Wayne said, “No.” Then he looked at Kelly. “Actually, I just came back to tell you I can't stick around tonight, I have to go.”

“Why?”

Wayne said, “Family emergency, sorry,” and walked out without looking back.

Dougherty was about to say Wayne was a shitty liar, when Jasmin said, “Well, that was a bad lie.”

Kelly looked at Dougherty and said, “Thanks a lot.”

“Yeah, you should thank him,” Jasmin said.

Kelly stopped, turned around and said, “What?”

“Come on, that guy's married.”

“No, he's not.”

Jasmin just kept looking at Kelly, then Kelly said, “I don't care,” and walked away.

“She doesn't,” Jasmin said, “tonight. But tomorrow …”

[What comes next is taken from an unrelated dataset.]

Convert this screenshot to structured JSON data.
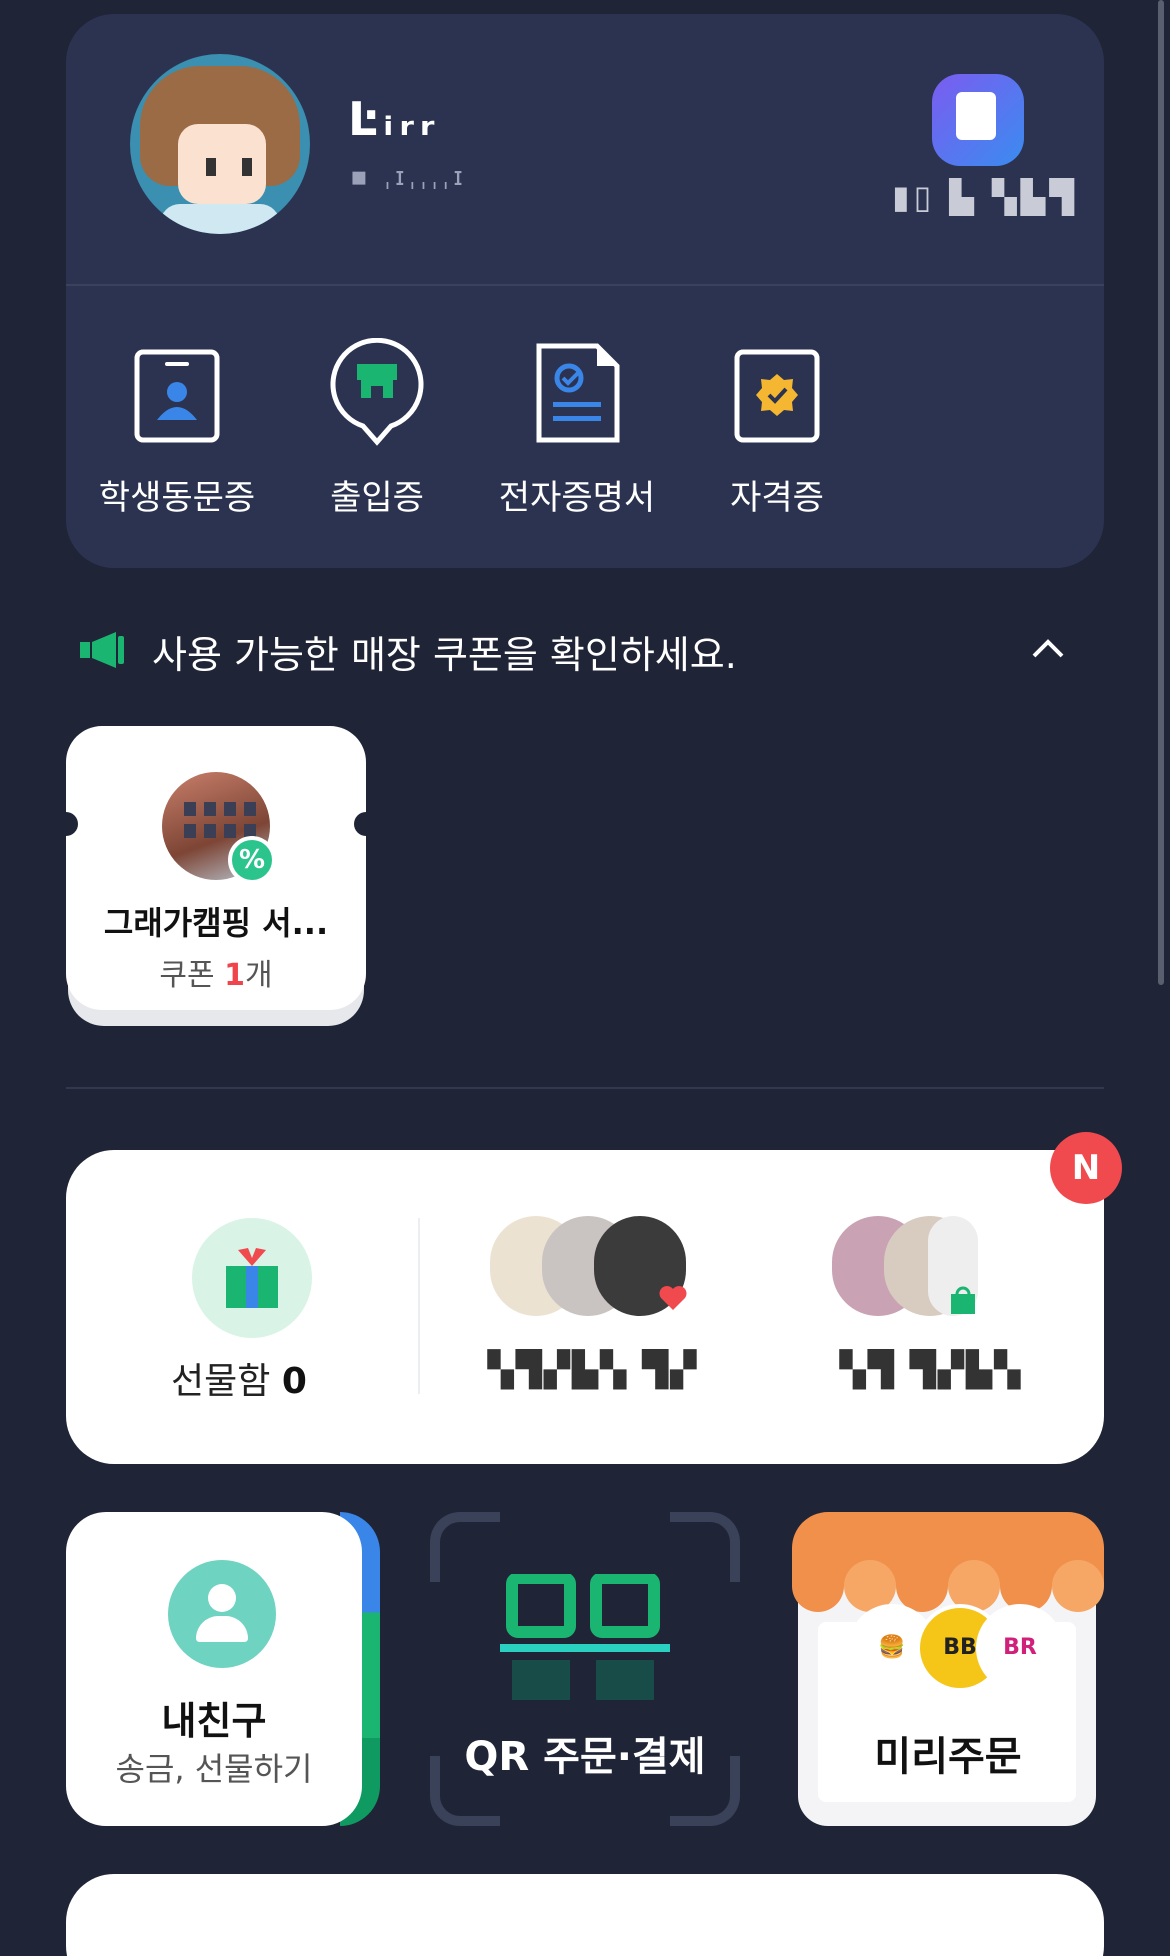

Dougherty said, “Yeah, I guess.”

“You're not married, are you?”

“No.”

He was thinking about Ruth now, how he'd like to know what she thought of this Wayne, but also how she'd look so out of place in the Hawaiian Lounge. She'd have nothing to say to someone like Jasmin, someone Dougherty found easy to talk to.

“So, do you want a drink?”

Dougherty looked at Jasmin and said, “I better get back to work.”

“Okay, but we're here till Saturday.”

“Okay.”

He walked out, trailed by Gagnon, and this time the parking lot was empty.

chapter

twenty-three

Dougherty was working a quiet Labour Day, sitting in the Station Ten parade room, getting caught up reading the alerts and old memos from HQ.

A couple of older uniform cops came in and poured themselves stale coffee, one of them was saying something about
“détention illégale de suspects”
and the other one scoffing and saying,
“Maudits juges,”
and Dougherty realized they were still talking about what a judge had said, how he'd called the whole Montreal police force sloppy and dishonest and, like the first cop said, accused them of illegally imprisoning suspects.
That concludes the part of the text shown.